New Mexico Tourism Department Cabinet Secretary Jen Schroer, a panelist at the event, said there has been some success with collaboration of hospitality businesses and educational institutions in Santa Fe with a recent pilot program that matched students with hotel jobs for college credit.
Schroer said the partnership was beneficial for both the students, who got hands-on experience in the hospitality industry and received college credit through Santa Fe Community College, and for the private businesses who were having issues with staffing coming out of the COVID-19 pandemic.
“They’re educating our young adults, but I think they have a deep responsibility to our industry and our businesses here in the state,” Schroer said of the role educational institutions play in the strength of the local workforce. Schroer said the state is currently in the process of creating a platform to track where high school and college graduates are leaving to — and possibly using it as a tool to recruit them back.

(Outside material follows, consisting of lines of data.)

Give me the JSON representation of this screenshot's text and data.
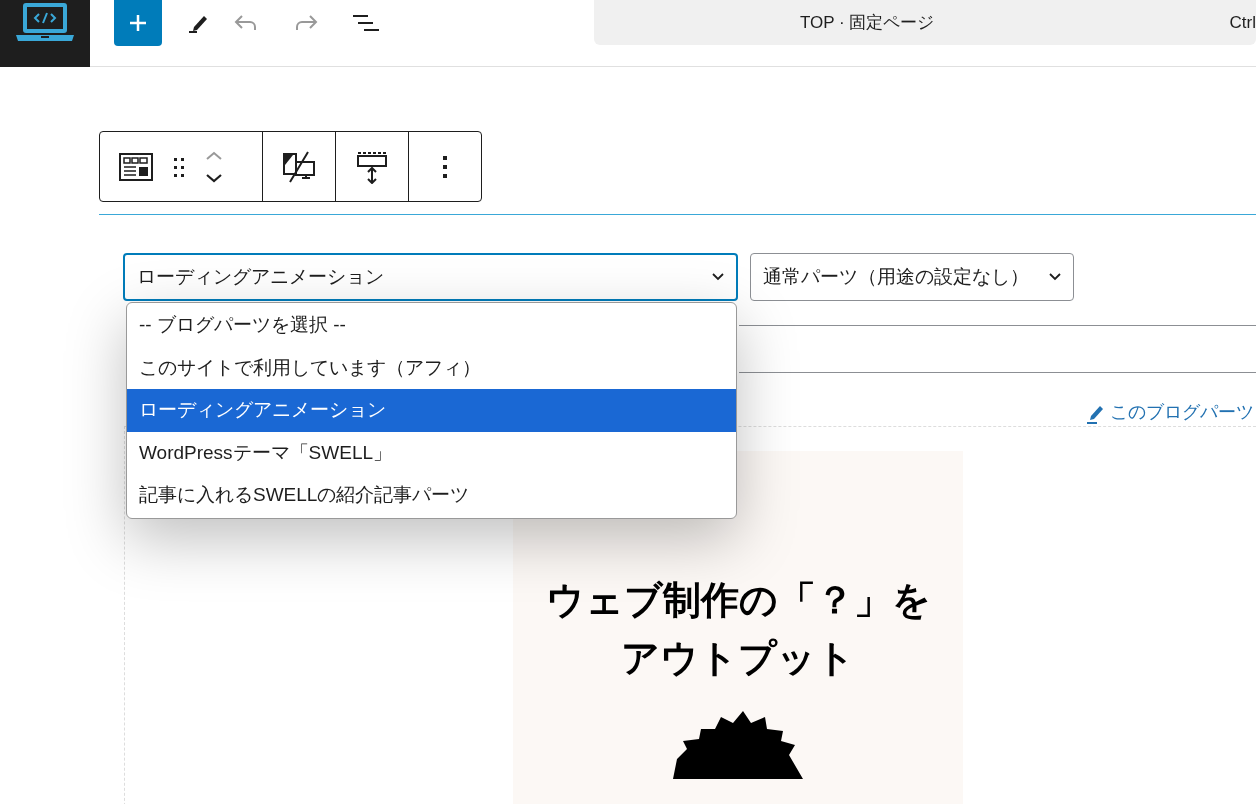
{
  "header": {
    "command_title": "TOP · 固定ページ",
    "shortcut": "Ctrl"
  },
  "block_select": {
    "value": "ローディングアニメーション",
    "expanded": true
  },
  "usage_select": {
    "value": "通常パーツ（用途の設定なし）"
  },
  "dropdown_options": [
    {
      "label": "-- ブログパーツを選択 --",
      "selected": false
    },
    {
      "label": "このサイトで利用しています（アフィ）",
      "selected": false
    },
    {
      "label": "ローディングアニメーション",
      "selected": true
    },
    {
      "label": "WordPressテーマ「SWELL」",
      "selected": false
    },
    {
      "label": "記事に入れるSWELLの紹介記事パーツ",
      "selected": false
    }
  ],
  "edit_link": "このブログパーツ",
  "banner": {
    "line_1": "ウェブ制作の「？」を",
    "line_2": "アウトプット"
  }
}
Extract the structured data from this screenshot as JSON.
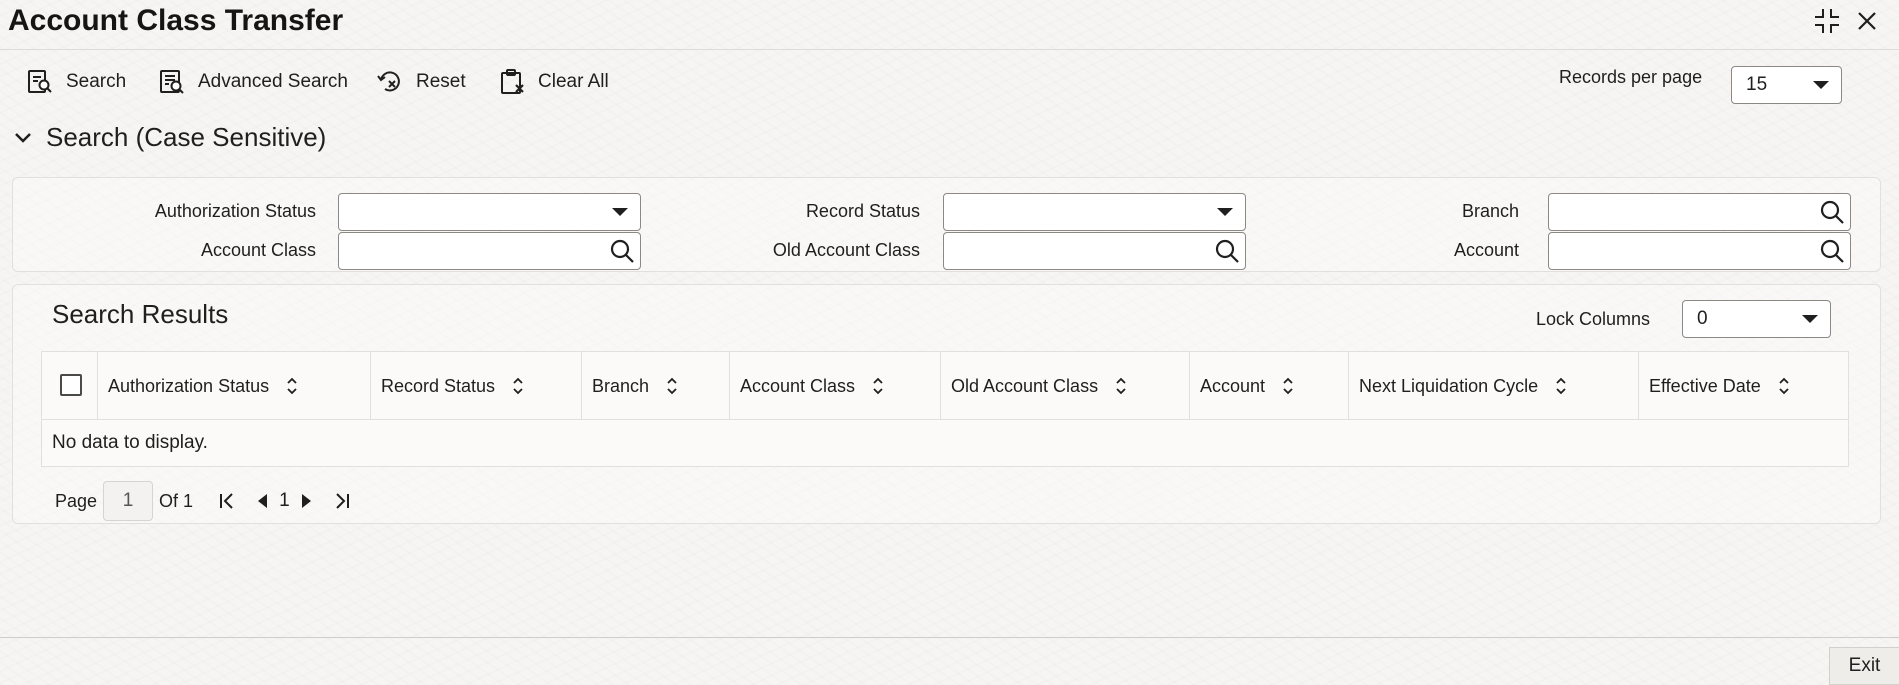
{
  "window": {
    "title": "Account Class Transfer",
    "icons": {
      "maximize": "maximize-icon",
      "close": "close-icon"
    }
  },
  "toolbar": {
    "search_label": "Search",
    "advanced_search_label": "Advanced Search",
    "reset_label": "Reset",
    "clear_all_label": "Clear All",
    "records_per_page_label": "Records per page",
    "records_per_page_value": "15"
  },
  "search_section": {
    "title": "Search (Case Sensitive)",
    "fields": {
      "authorization_status": {
        "label": "Authorization Status",
        "value": ""
      },
      "record_status": {
        "label": "Record Status",
        "value": ""
      },
      "branch": {
        "label": "Branch",
        "value": ""
      },
      "account_class": {
        "label": "Account Class",
        "value": ""
      },
      "old_account_class": {
        "label": "Old Account Class",
        "value": ""
      },
      "account": {
        "label": "Account",
        "value": ""
      }
    }
  },
  "results": {
    "title": "Search Results",
    "lock_columns_label": "Lock Columns",
    "lock_columns_value": "0",
    "columns": [
      "Authorization Status",
      "Record Status",
      "Branch",
      "Account Class",
      "Old Account Class",
      "Account",
      "Next Liquidation Cycle",
      "Effective Date"
    ],
    "rows": [],
    "empty_message": "No data to display."
  },
  "pagination": {
    "page_label": "Page",
    "current_page": "1",
    "of_label": "Of 1",
    "page_number": "1"
  },
  "footer": {
    "exit_label": "Exit"
  }
}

But New Mexico has long had educated workers leave the state for better opportunities, and panelists said it is in the state’s best interest to bring those people back. Panelists acknowledged there are benefits to some workers leaving; in some cases, those people gain experience and later bring it back to New Mexico.
Experience has made its way to the state recently, as New Mexico saw more than 10,000 educated workers immigrate in the last couple years, according to a recent analysis of federal data by management software company Harrington Group International.
While expanding businesses are more focused on a business-friendly environment — government incentives, a ready and able workforce and a strong housing supply for employees — there are other things like quality of life that matter to people who are thinking about staying or coming to New Mexico for work.
“One, the quality of life; the quality of housing, the diversity of housing,” Matheson said. “But also, what can you do (here)? How can you have fun?”